WHEN Mr. and Mrs. Tompkins met, at dinnertime, neither of them appeared in the most happy frame of mind. The lady looked especially disagreeable. The meal passed in silence, and was eaten with little appetite.
As soon as her husband had retired from the house, which he did very soon after he had left the table, Mrs. Tompkins's manner changed.
"Humph!" said she, tossing her head, "he needn't begin the sulky game with me. Two can play at that, as he ought to know very well. I've set my heart on having a handsomer establishment than the purse-proud Mrs. Gileston, and, what is more, I will be gratified. Mr. Tompkins is worth two dollars to her husband's one, and yet she sweeps about the street with the air of a duchess, and never so much as looks me in the face, though I have been twice introduced to her. But, I'll be even with my lady! I've set my heart on this, and will move heaven and earth to accomplish it."
This half-spoken soliloquy will afford the reader some clue to the character of Mrs. Tompkins. Her husband, to whom she had been married about ten years, had gradually risen from the position of a clerk to that of a merchant, in a small way, when the death of a distant relative put him in possession of about, thirty thousand dollars. Up to that time, his wife, who was a poor girl when he married her, had been content to live in a style suited to their means. But the moment a fortune so large in her eyes, fell to their share, her ideas expanded, and she suddenly became aware of the fact that she was a woman of no mean importance.

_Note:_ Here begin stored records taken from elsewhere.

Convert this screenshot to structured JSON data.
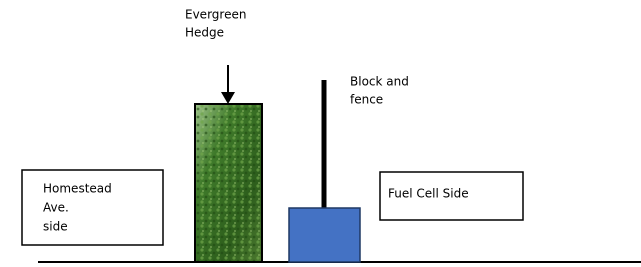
{
  "labels": {
    "hedge": [
      "Evergreen",
      "Hedge"
    ],
    "block": [
      "Block and",
      "fence"
    ],
    "homestead": [
      "Homestead",
      "Ave.",
      "side"
    ],
    "fuel_cell": [
      "Fuel Cell Side"
    ]
  }
}
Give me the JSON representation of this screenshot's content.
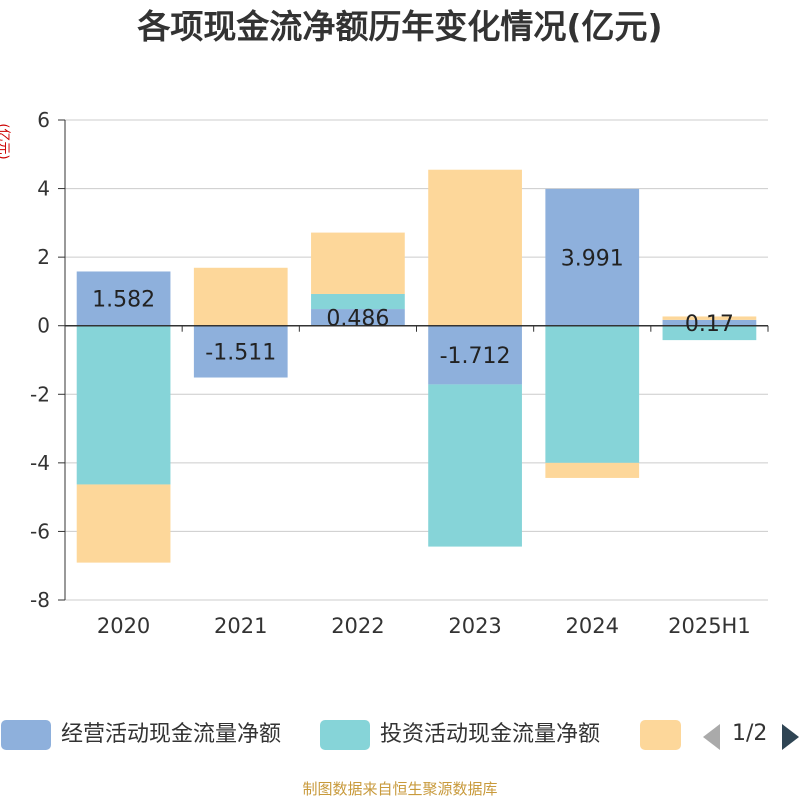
{
  "chart_data": {
    "type": "bar",
    "stacked": true,
    "title": "各项现金流净额历年变化情况(亿元)",
    "ylabel": "(亿元)",
    "xlabel": "",
    "categories": [
      "2020",
      "2021",
      "2022",
      "2023",
      "2024",
      "2025H1"
    ],
    "ylim": [
      -8,
      6
    ],
    "yticks": [
      6,
      4,
      2,
      0,
      -2,
      -4,
      -6,
      -8
    ],
    "grid": true,
    "series": [
      {
        "name": "经营活动现金流量净额",
        "color": "#8eb0dc",
        "values": [
          1.582,
          -1.511,
          0.486,
          -1.712,
          3.991,
          0.17
        ],
        "labels": [
          "1.582",
          "-1.511",
          "0.486",
          "-1.712",
          "3.991",
          "0.17"
        ]
      },
      {
        "name": "投资活动现金流量净额",
        "color": "#86d4d8",
        "values": [
          -4.63,
          0,
          0.44,
          -4.73,
          -4.0,
          -0.42
        ]
      },
      {
        "name": "",
        "color": "#fdd79a",
        "values": [
          -2.28,
          1.69,
          1.79,
          4.55,
          -0.44,
          0.1
        ]
      }
    ],
    "legend_position": "bottom"
  },
  "legend": {
    "page_indicator": "1/2",
    "prev_icon": "triangle-left-icon",
    "next_icon": "triangle-right-icon"
  },
  "source": "制图数据来自恒生聚源数据库"
}
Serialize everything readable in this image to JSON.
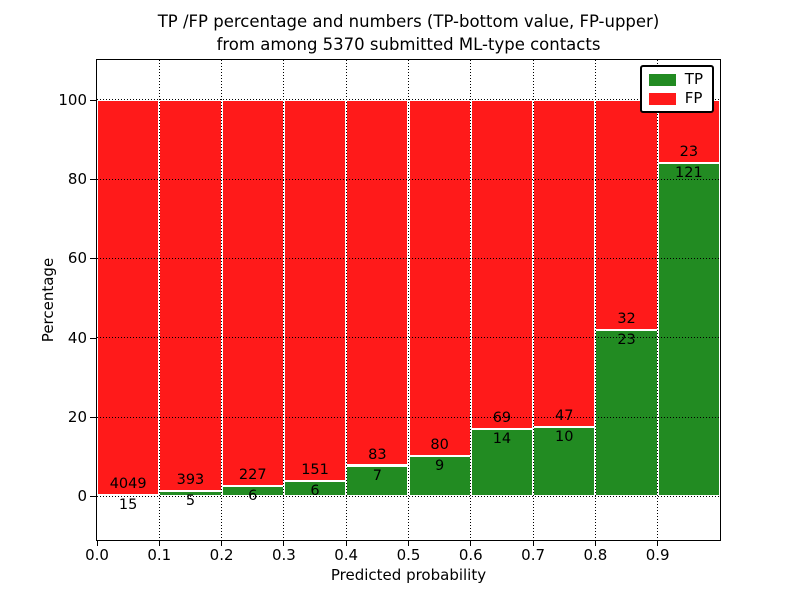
{
  "figure": {
    "title_line1": "TP /FP percentage and numbers (TP-bottom value, FP-upper)",
    "title_line2": "from among 5370 submitted ML-type contacts"
  },
  "chart_data": {
    "type": "bar",
    "stacked": true,
    "normalized": "each 0.1-wide bin scaled to 100%",
    "title": "TP /FP percentage and numbers (TP-bottom value, FP-upper)",
    "subtitle": "from among 5370 submitted ML-type contacts",
    "total_contacts": 5370,
    "xlabel": "Predicted probability",
    "ylabel": "Percentage",
    "xlim": [
      0.0,
      1.0
    ],
    "ylim": [
      -11,
      110
    ],
    "x_tick_labels": [
      "0.0",
      "0.1",
      "0.2",
      "0.3",
      "0.4",
      "0.5",
      "0.6",
      "0.7",
      "0.8",
      "0.9"
    ],
    "y_tick_values": [
      0,
      20,
      40,
      60,
      80,
      100
    ],
    "y_tick_labels": [
      "0",
      "20",
      "40",
      "60",
      "80",
      "100"
    ],
    "bin_edges": [
      0.0,
      0.1,
      0.2,
      0.3,
      0.4,
      0.5,
      0.6,
      0.7,
      0.8,
      0.9,
      1.0
    ],
    "series": [
      {
        "name": "TP",
        "color": "#228b22",
        "counts": [
          15,
          5,
          6,
          6,
          7,
          9,
          14,
          10,
          23,
          121
        ]
      },
      {
        "name": "FP",
        "color": "#ff1a1a",
        "counts": [
          4049,
          393,
          227,
          151,
          83,
          80,
          69,
          47,
          32,
          23
        ]
      }
    ],
    "tp_percent_per_bin": [
      0.37,
      1.26,
      2.58,
      3.82,
      7.78,
      10.11,
      16.87,
      17.54,
      41.82,
      84.03
    ],
    "grid": {
      "style": "dotted",
      "color": "#000000"
    },
    "bar_edge_color": "#ffffff",
    "legend_position": "upper right"
  },
  "legend": {
    "items": [
      {
        "label": "TP",
        "color": "#228b22"
      },
      {
        "label": "FP",
        "color": "#ff1a1a"
      }
    ]
  }
}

To Mr. Tompkins, this money came just in time to save him from failure. He had started, as too many do, without capital, and had unwisely attempted to do more business than means so limited would bear. He, consequently, knew the value of money far better than his wife, and was disposed to invest what he did not require in his business, in a safe way. She, on the contrary, proposed that they should, at once, adopt a style of living in consonance with their bettered fortunes.
"We live very comfortably, as we now are," he said, in answer to a repetition of her plea for a handsome house, on the evening following the day of his interview with Wolford. "We live as well as our means have, until within a few years, enabled us to live."
Mrs. Tompkins rejoined—
"With improved fortunes, we should adopt a different style."
"I don't think we should be in any particular hurry about it," said the husband. "Let the change, if any be made, come gradually."
"All eyes are upon us," was Mrs. Tompkins's answer to this. "And everybody expects us to take a different and higher place in society."